Jupiter & Okwess arrivent ensuite avec leur rock entraînant, baigné d’influences d’Afrique de l’Ouest. Au chant Jupiter Bokondji, à la guitare Eric Malu-Malu, à la guitare yende Richard Kabanga, à la basse Balamba Bongongo et à la batterie Montana Kinunu. L’énergie est bien présente, on se laisse prendre par la danse pendant quelques morceaux. Cependant, nous ne trouvons pas d’autre point d’accroche que l’énergie et finissons pas nous lasser de la proposition. Notons que le groupe n’était pas au complet (il manquait tout de même trois musiciens par rapport à la liste du programme) ce qui explique certainement cela (leurs enregistrements studio nous semblent plus riches que ce que nous avons entendu là). Sur un plan extra-musical, on regrette un moment gênant pourtant probablement rempli de bonnes intentions : Jupiter introduit une chanson en expliquant qu’il s’agit d’un hommage à « la femme » (il insiste plusieurs fois sur l’expression). Il nous dit qu’il est temps d’obtenir l’égalité homme-femme et présente les techniciennes en ce sens. C’est bien. Dommage qu’il ait ensuite invité les « jolies femmes » à danser sur scène, pour célébrer le moment, et répété une dernière fois « la femme », enfonçant ainsi le clou d’un essentialisme contreproductif.

Pour son dernier concert du festival, la Bal Monté va recevoir les assauts agités d’un public remuant sous la fougue des Dynamite Shakers. On est content.e.s de voir un concert de bon vieux rock garage, d’autant plus joué par de si jeunes gens. Les quatre vendéen.ne.s (Elouan Davy à la guitare et au chant, Lila-Rose Attard à la basse, François Rocheteau à la batterie et Calvin Tulet à la guitare) sont âgé.e.s de 19 ans. Ils enchaînent les riffs efficaces et les compositions habiles et sans détour, le public s’agite et le technicien plateau est débordé par les chutes en série des pieds de micro, la faute aux rebonds du plancher.

on apprécie vraiment la qualité du son qui est d’ailleurs une caractéristique constante et habituelle du festival.

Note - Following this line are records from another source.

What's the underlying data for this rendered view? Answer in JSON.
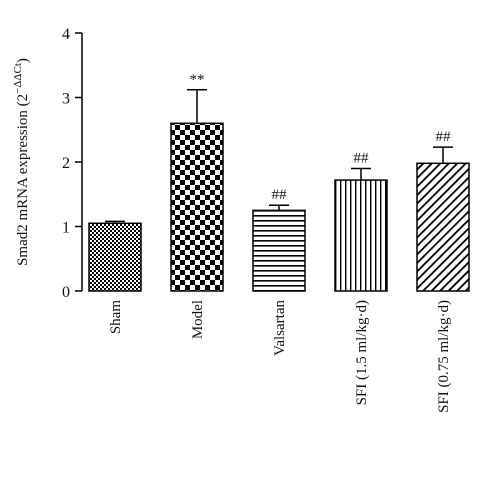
{
  "chart_data": {
    "type": "bar",
    "ylabel": "Smad2 mRNA expression (2",
    "ylabel_superscript": "−ΔΔCt",
    "ylabel_close": ")",
    "ylim": [
      0,
      4
    ],
    "yticks": [
      "0",
      "1",
      "2",
      "3",
      "4"
    ],
    "categories": [
      "Sham",
      "Model",
      "Valsartan",
      "SFI (1.5 ml/kg·d)",
      "SFI (0.75 ml/kg·d)"
    ],
    "values": [
      1.05,
      2.6,
      1.25,
      1.72,
      1.98
    ],
    "error_upper": [
      1.08,
      3.12,
      1.33,
      1.9,
      2.23
    ],
    "annotations": [
      "",
      "**",
      "##",
      "##",
      "##"
    ],
    "patterns": [
      "fine-check",
      "checker",
      "horizontal-stripes",
      "vertical-stripes",
      "diagonal-stripes"
    ],
    "colors": {
      "bar_fill": "#000000",
      "bar_background": "#ffffff",
      "axis": "#000000"
    }
  }
}
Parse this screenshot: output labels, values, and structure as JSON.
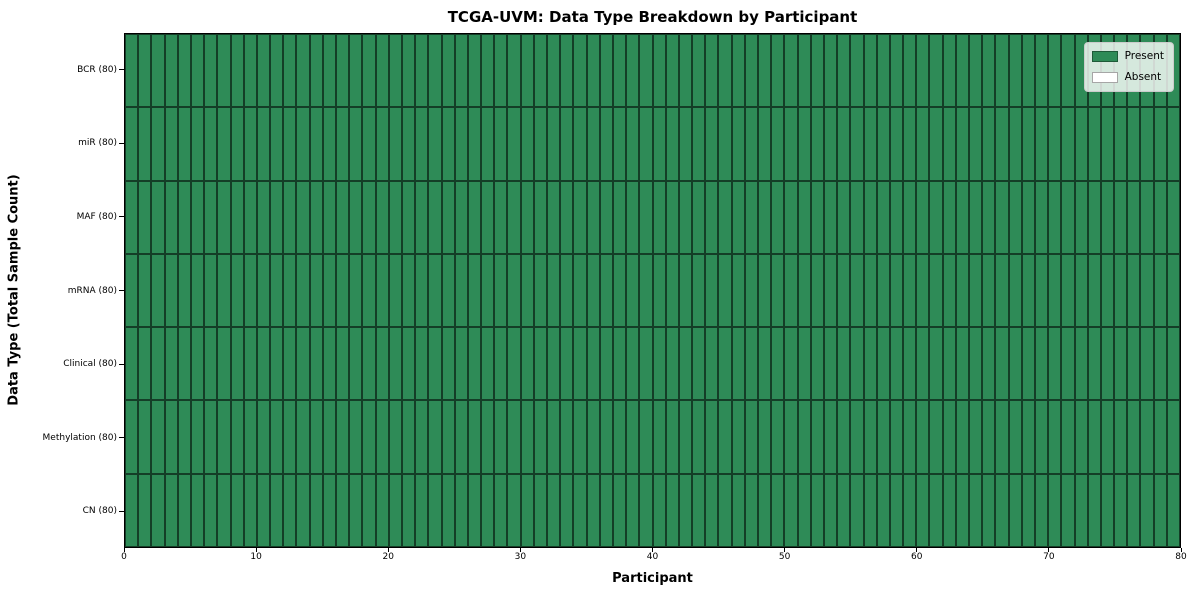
{
  "chart_data": {
    "type": "heatmap",
    "title": "TCGA-UVM: Data Type Breakdown by Participant",
    "xlabel": "Participant",
    "ylabel": "Data Type (Total Sample Count)",
    "xlim": [
      0,
      80
    ],
    "n_participants": 80,
    "x_ticks": [
      0,
      10,
      20,
      30,
      40,
      50,
      60,
      70,
      80
    ],
    "rows": [
      {
        "label": "BCR (80)",
        "data_type": "BCR",
        "total_samples": 80,
        "present_count": 80
      },
      {
        "label": "miR (80)",
        "data_type": "miR",
        "total_samples": 80,
        "present_count": 80
      },
      {
        "label": "MAF (80)",
        "data_type": "MAF",
        "total_samples": 80,
        "present_count": 80
      },
      {
        "label": "mRNA (80)",
        "data_type": "mRNA",
        "total_samples": 80,
        "present_count": 80
      },
      {
        "label": "Clinical (80)",
        "data_type": "Clinical",
        "total_samples": 80,
        "present_count": 80
      },
      {
        "label": "Methylation (80)",
        "data_type": "Methylation",
        "total_samples": 80,
        "present_count": 80
      },
      {
        "label": "CN (80)",
        "data_type": "CN",
        "total_samples": 80,
        "present_count": 80
      }
    ],
    "colors": {
      "present": "#2e8b57",
      "absent": "#ffffff",
      "cell_edge": "#000000"
    },
    "legend": {
      "position": "upper right",
      "items": [
        {
          "label": "Present",
          "color": "#2e8b57"
        },
        {
          "label": "Absent",
          "color": "#ffffff"
        }
      ]
    },
    "grid": "cell-borders",
    "all_present": true
  }
}
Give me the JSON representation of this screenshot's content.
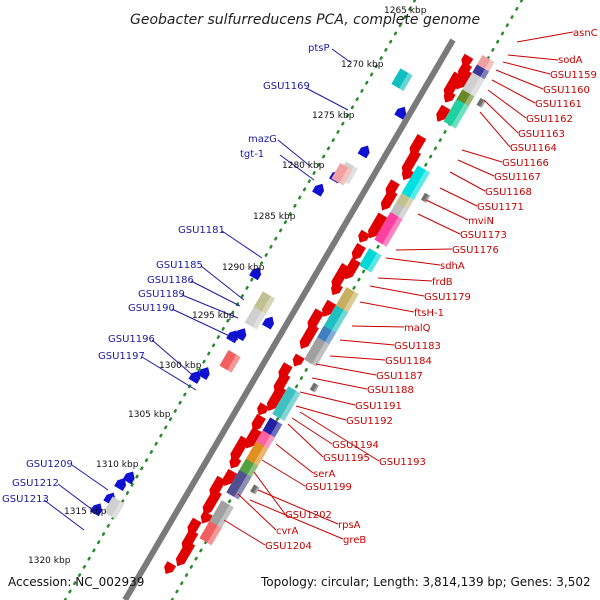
{
  "title": "Geobacter sulfurreducens PCA, complete genome",
  "footer": {
    "accession": "Accession: NC_002939",
    "topology": "Topology: circular; Length: 3,814,139 bp; Genes: 3,502"
  },
  "kbp_labels": [
    "1265 kbp",
    "1270 kbp",
    "1275 kbp",
    "1280 kbp",
    "1285 kbp",
    "1290 kbp",
    "1295 kbp",
    "1300 kbp",
    "1305 kbp",
    "1310 kbp",
    "1315 kbp",
    "1320 kbp"
  ],
  "forward_genes": [
    "asnC",
    "sodA",
    "GSU1159",
    "GSU1160",
    "GSU1161",
    "GSU1162",
    "GSU1163",
    "GSU1164",
    "GSU1166",
    "GSU1167",
    "GSU1168",
    "GSU1171",
    "mviN",
    "GSU1173",
    "GSU1176",
    "sdhA",
    "frdB",
    "GSU1179",
    "ftsH-1",
    "malQ",
    "GSU1183",
    "GSU1184",
    "GSU1187",
    "GSU1188",
    "GSU1191",
    "GSU1192",
    "GSU1194",
    "GSU1195",
    "GSU1193",
    "serA",
    "GSU1199",
    "GSU1202",
    "rpsA",
    "greB",
    "cvrA",
    "GSU1204"
  ],
  "reverse_genes": [
    "ptsP",
    "GSU1169",
    "mazG",
    "tgt-1",
    "GSU1181",
    "GSU1185",
    "GSU1186",
    "GSU1189",
    "GSU1190",
    "GSU1196",
    "GSU1197",
    "GSU1209",
    "GSU1212",
    "GSU1213"
  ],
  "colors": {
    "forward": "#e00000",
    "reverse": "#1010d0",
    "forward_label": "#c80000",
    "reverse_label": "#1a1aa6",
    "axis": "#808080",
    "tick_dots": "#2a8a2a"
  }
}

Casey & Ausgang © Ysa Gudule

Après ce rafraîchissement grisant, le festival se clôt avec Casey et Ausgang (Casey à la voix, Sonny Troupé à la batterie, Marc Sens à la guitare, ManuSound aux machines). C’est brutalement cathartique. La lourdeur des riffs soutient l’impact du propos. La présence de Casey est hypnotique, renforcée par un travail lumière fin. L’ampleur de sa voix et de son growl est assommante. Parmi ses thématiques, on retrouve beaucoup la question des dominations sociales et raciales, qu’elle tacle avec rage et force de propos. On est happé.e.s par le flow de la rappeuse et par le spectacle, qui semble taillé d’un bloc massif. Malgré la fatigue, le set passe d’une traite. Cela fait naître une émotion bien spécifique quelque part dans le ventre, quelque chose de compact et contenu, qui se diffuse et nourrit. Pour avoir déjà vu le groupe ailleurs, on apprécie vraiment la qualité du son dans cette salle de Malguénac, qualité sonore qui est d’ailleurs une caractéristique constante et habituelle du festival.

Comme à chaque édition, on quitte le festival les oreilles et les tripes bien secouées et satisfaites par une programmation éclectique qui fonctionne à merveille.